If the kernel’s reclamation efforts can’t free up enough memory to satisfy the request, it has no choice. It invokes the OOM Killer, but with a critical twist: it only looks at processes within the offending cgroup.

This is a game-changer. Instead of some random SSH session or database getting shot to save a runaway script, only the processes within the cgroup that breached its limit are on the chopping block. The rest of the system hums along perfectly. It’s beautiful, really.

Let’s get our hands dirty. The modern way to interact with cgroups is via systemd, which manages them for us. Let’s create a slice (a group of units) with a memory limit.

First, create a slice file:

# /etc/systemd/system/my-stingy-slice.slice
[Unit]
Description=A slice with a strict memory limit

[Slice]
MemoryMax=500M
MemoryHigh=450M

Now, let’s run a process in this slice. We’ll use systemd-run to launch a shell that’s a member of this slice.

# This starts a bash shell inside our new cgroup
sudo systemd-run --slice=my-stingy-slice.slice --shell --user --unit=test-limit

# From within that new shell, let's see our limits
cat /sys/fs/cgroup/my-stingy-slice.slice/memory.max
# You'll see 524288000 (500M in bytes)
cat /sys/fs/cgroup/my-stingy-slice.slice/memory.high
# 471859200 (450M)

Now for the fun part. Let’s try to break it. Here’s a dumb C program that just allocates memory until it can’t.

// eatmem.c
#include <stdlib.h>
#include <stdio.h>
#include <unistd.h>

int main() {
    long long int allocated = 0;
    const long long int chunk = 100 * 1024 * 1024; // 100MB chunks
    while (1) {
        if (malloc(chunk) == NULL) {
            perror("malloc failed");
            break;
        }
        allocated += chunk;
        printf("Allocated %lld MB\n", allocated / (1024 * 1024));
        sleep(1); // Slow down the inevitable
    }
    printf("I'm done. Goodbye.\n");
    return 0;
}

Compile it: gcc -o eatmem eatmem.c. Now run it inside the shell that’s in your limited slice: ./eatmem. Watch it print “Allocated 100 MB”, “Allocated 200 MB”, “Allocated 300 MB”, “Allocated 400 MB”… and then it will likely just hang. The kernel has put it to sleep at the MemoryHigh watermark while it tries to reclaim memory. Since there’s nothing to reclaim (we’re just allocating, not using it), it will eventually give up and the OOM killer will terminate the eatmem process. The key point? Your main SSH session is utterly unaffected.

Common Pitfalls and Best Practices

  • MemoryHigh vs. MemoryMax: MemoryHigh is a “soft” limit.
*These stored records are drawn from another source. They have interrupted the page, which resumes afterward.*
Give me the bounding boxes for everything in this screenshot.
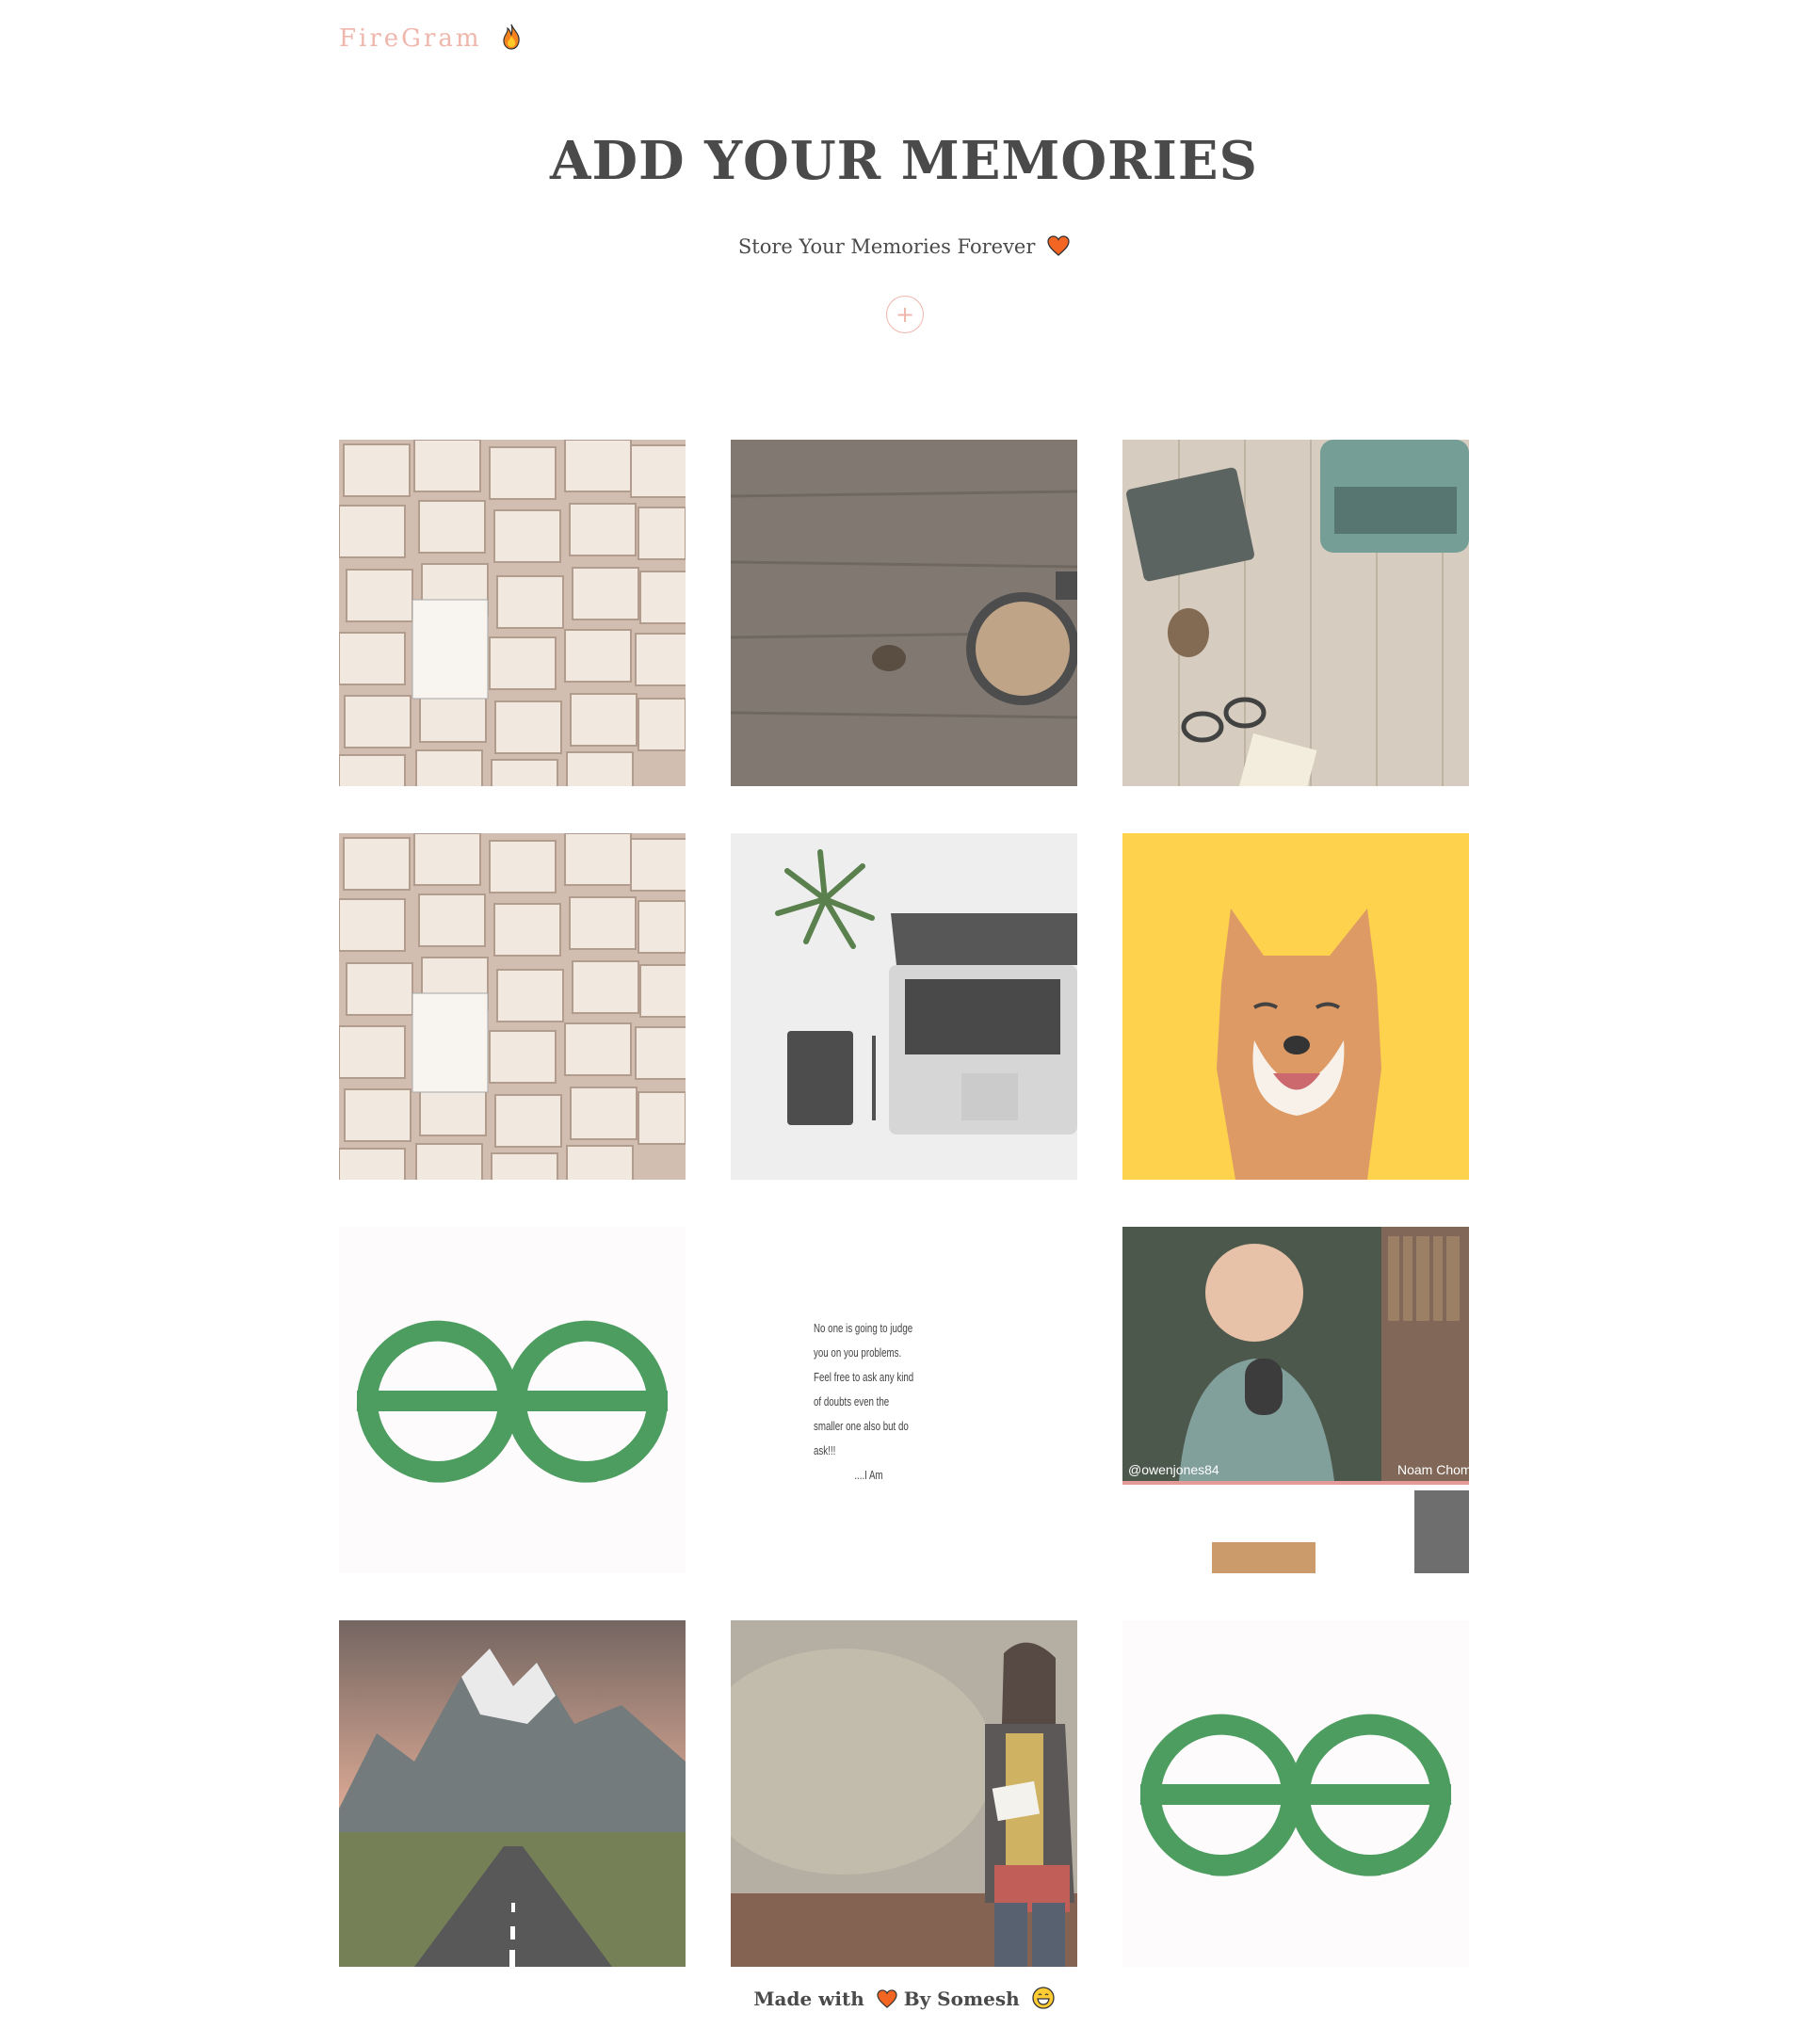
gallery-image[interactable] — [339, 440, 686, 786]
gallery-image[interactable] — [731, 440, 1077, 786]
gallery-image[interactable] — [339, 833, 686, 1180]
typewriter-image — [1122, 440, 1469, 786]
dog-image — [1122, 833, 1469, 1180]
woman-reading-image — [731, 1620, 1077, 1967]
coffee-image — [731, 440, 1077, 786]
brand-logo[interactable]: FireGram — [339, 24, 521, 53]
page-title: ADD YOUR MEMORIES — [550, 130, 1258, 192]
gallery-image[interactable] — [731, 833, 1077, 1180]
footer-made-with: Made with — [753, 1988, 864, 2010]
grinning-face-icon — [1031, 1987, 1055, 2009]
image-gallery: No one is going to judge you on you prob… — [339, 440, 1469, 1967]
note-text: No one is going to judge you on you prob… — [814, 1321, 914, 1482]
plus-icon: + — [895, 301, 915, 328]
gallery-image[interactable] — [1122, 440, 1469, 786]
upload-button[interactable]: + — [886, 296, 924, 333]
footer-author: By Somesh — [903, 1988, 1020, 2010]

The kernel will throttle processes and aggressively reclaim memory to keep usage below it. MemoryMax is the hard limit. Breaching it is what triggers the OOM Killer. Use MemoryHigh as a gentle warning bell and MemoryMax as the concrete wall.
  • Swap is a Get-Out-of-Jail-Free Card: And you usually don’t want to give that to your processes. If your system has swap enabled, a process can blow past its RAM limit by just swapping endlessly to disk, grinding your entire system to a halt. Always set MemorySwapMax. A good rule is to set it equal to MemoryMax to disable swap for the cgroup entirely, unless you have a very specific reason not to (MemorySwapMax=500M in our slice example).
  • It’s the Total, Not Just RSS: The limit includes RSS (your process’s working set) and the file cache (page cache) used by processes in the cgroup. A process that reads a lot of files can evict itself by pushing its own data out of the page cache to stay under the limit. It’s holistic, which is generally good, but can be surprising.
  • The Accounting Isn’t Instantaneous: The kernel checks memory usage asynchronously, not on every single allocation. There’s a small window where a process can briefly overshoot the limit. Don’t treat it as a real-time guarantee; treat it as a very effective containment field.